Ahora bien, ¿a qué se debe la derrota? Cuando la cuarta edición local del reality todavía estaba en el aire y en su momento de mayor esplendor, el rumor de que al finalizar esa versión Telefé pondría en marcha la primera emisión en el país del show con integrantes famosos, sonaba difícil de creer y un poco apresurado. Sin embargo, eso fue exactamente lo que ocurrió una semana después de que Marianela Mirra se consagra como la gran ganadora del ciclo.

Pero ese mismo afán de continuar liderando el codiciado prime time, hizo que a la producción del programa que durante los primeros meses del año supo consagrarse como un verdadero éxito televisivo en términos de rating y repercusión, se le escaparan algunos detalles.

Desde el vamos, la elección de los integrantes que serían parte del show no fue la esperada. A diferencia de Tinelli, esta nueva versión del ciclo deja mucho que desear en materia de lo que se dice “famosos”. Más que estrellas del momento, el show cuenta con personajes que necesitan volver a tener su minuto de fama.

Es la decadencia personificada del que llegó a la cima (por decirlo de alguna manera) y no se pudo mantener. Tal es el caso de Lissa Vera, la ex Bandana, y de Pablo Tamagnini. Paradójicamente, dos chicos salidos de otros dos realities que vieron la gloria y de golpe empezaron un proceso de caída libre.

Precisamente, la magia de Gran Hermano está en que los televidentes puedan sentirse identificados con los personajes del show.

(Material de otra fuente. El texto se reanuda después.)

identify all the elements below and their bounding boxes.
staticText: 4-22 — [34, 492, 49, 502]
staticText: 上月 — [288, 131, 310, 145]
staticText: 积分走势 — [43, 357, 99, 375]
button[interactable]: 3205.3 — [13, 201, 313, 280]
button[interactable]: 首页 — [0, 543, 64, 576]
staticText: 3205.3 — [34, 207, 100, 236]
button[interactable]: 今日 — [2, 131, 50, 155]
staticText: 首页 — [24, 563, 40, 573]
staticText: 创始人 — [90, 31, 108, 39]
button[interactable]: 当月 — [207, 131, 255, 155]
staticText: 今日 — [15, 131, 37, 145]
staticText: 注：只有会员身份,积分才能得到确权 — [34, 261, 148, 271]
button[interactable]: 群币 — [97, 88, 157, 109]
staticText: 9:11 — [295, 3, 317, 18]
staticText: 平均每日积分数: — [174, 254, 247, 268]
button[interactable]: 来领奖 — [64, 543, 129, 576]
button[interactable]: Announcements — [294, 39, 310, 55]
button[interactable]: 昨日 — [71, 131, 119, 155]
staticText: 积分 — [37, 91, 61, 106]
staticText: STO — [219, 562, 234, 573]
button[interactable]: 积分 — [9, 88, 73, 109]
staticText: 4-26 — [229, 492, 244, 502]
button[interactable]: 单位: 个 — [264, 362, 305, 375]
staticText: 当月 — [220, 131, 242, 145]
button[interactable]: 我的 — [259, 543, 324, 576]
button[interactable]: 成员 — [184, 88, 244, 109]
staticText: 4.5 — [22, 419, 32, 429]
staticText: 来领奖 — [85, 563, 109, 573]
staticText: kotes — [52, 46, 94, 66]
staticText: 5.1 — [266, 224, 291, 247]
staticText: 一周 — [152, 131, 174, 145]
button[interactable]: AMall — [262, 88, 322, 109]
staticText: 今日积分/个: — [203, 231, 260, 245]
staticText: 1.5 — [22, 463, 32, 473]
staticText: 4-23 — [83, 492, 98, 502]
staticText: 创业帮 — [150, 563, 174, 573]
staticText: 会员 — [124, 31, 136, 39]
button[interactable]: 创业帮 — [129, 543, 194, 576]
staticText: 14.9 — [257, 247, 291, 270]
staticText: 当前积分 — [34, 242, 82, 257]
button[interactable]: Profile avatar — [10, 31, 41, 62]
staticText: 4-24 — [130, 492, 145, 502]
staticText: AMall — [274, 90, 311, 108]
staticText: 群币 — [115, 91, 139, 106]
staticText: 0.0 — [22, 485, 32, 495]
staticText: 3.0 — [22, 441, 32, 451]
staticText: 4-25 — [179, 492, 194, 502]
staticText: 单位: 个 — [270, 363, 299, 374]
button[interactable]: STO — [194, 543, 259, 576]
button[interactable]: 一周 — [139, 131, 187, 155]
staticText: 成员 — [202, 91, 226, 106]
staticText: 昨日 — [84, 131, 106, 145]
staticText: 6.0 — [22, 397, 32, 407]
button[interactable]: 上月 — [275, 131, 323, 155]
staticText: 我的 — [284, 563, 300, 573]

Ver como un estudiante de medicina como Juan Expósito, un chico gay como Sebastián Pollastro o una aspirante a vedette como Claudia Ciardone formaban parte del ciclo,  era la evidencia empírica de que personajes cotidianos (más allá de los estereotipos elegidos)  podían meterse en los hogares argentinos y hacerse conocidos de la noche a la mañana.

El mismo sociólogo Luis Alberto Quevedo lo explicaba recientemente: “es el formato más exitoso de la televisión global: se hace en 70 países e inició un modo de entrada de la gente común a la tele”.

Más allá de la elección de famosos “clase B y C”, otra de las fallas estuvo en querer sumarse al rotundo éxito de la cuarta versión tradicional con tan poco tiempo entre un ciclo y otro. Si bien es cierto que en 2001, entre el primer Gran Hermano y el segundo hubo dos meses de distancia, la fórmula todavía era nueva en el país. Para la tercera edición dejaron pasar casi dos años (comenzó en octubre de 2002 y terminó en febrero de 2003) y antes de arriesgarse a una cuarta versión, lo meditaron por cuatro años.

Otro punto en contra para este Gran Hermano y que los mismos televidentes y lectores de minutouno.com expresan en los comentarios a diario, es la ausencia de las cámaras en vivo las 24 horas del día por Internet y por el canal 15 de Cablevisión,  cosa que le daba credibilidad al programa y la posibilidad de que el público conozca a la “persona por detrás del personaje”, como tanto habían promocionado los directivos del canal de las pelotas antes de poner en marcha el nuevo ciclo.


 


El futuro del reality versión VIP se vislumbra poco alentador. Pero como en el amor, nunca está dicha la última palabra. El ciclo lleva menos de un mes en pantalla y todavía le queda tiempo para sacar de la galera nuevas armas de batalla y revertir la situación. Lo sabremos con el correr de los días.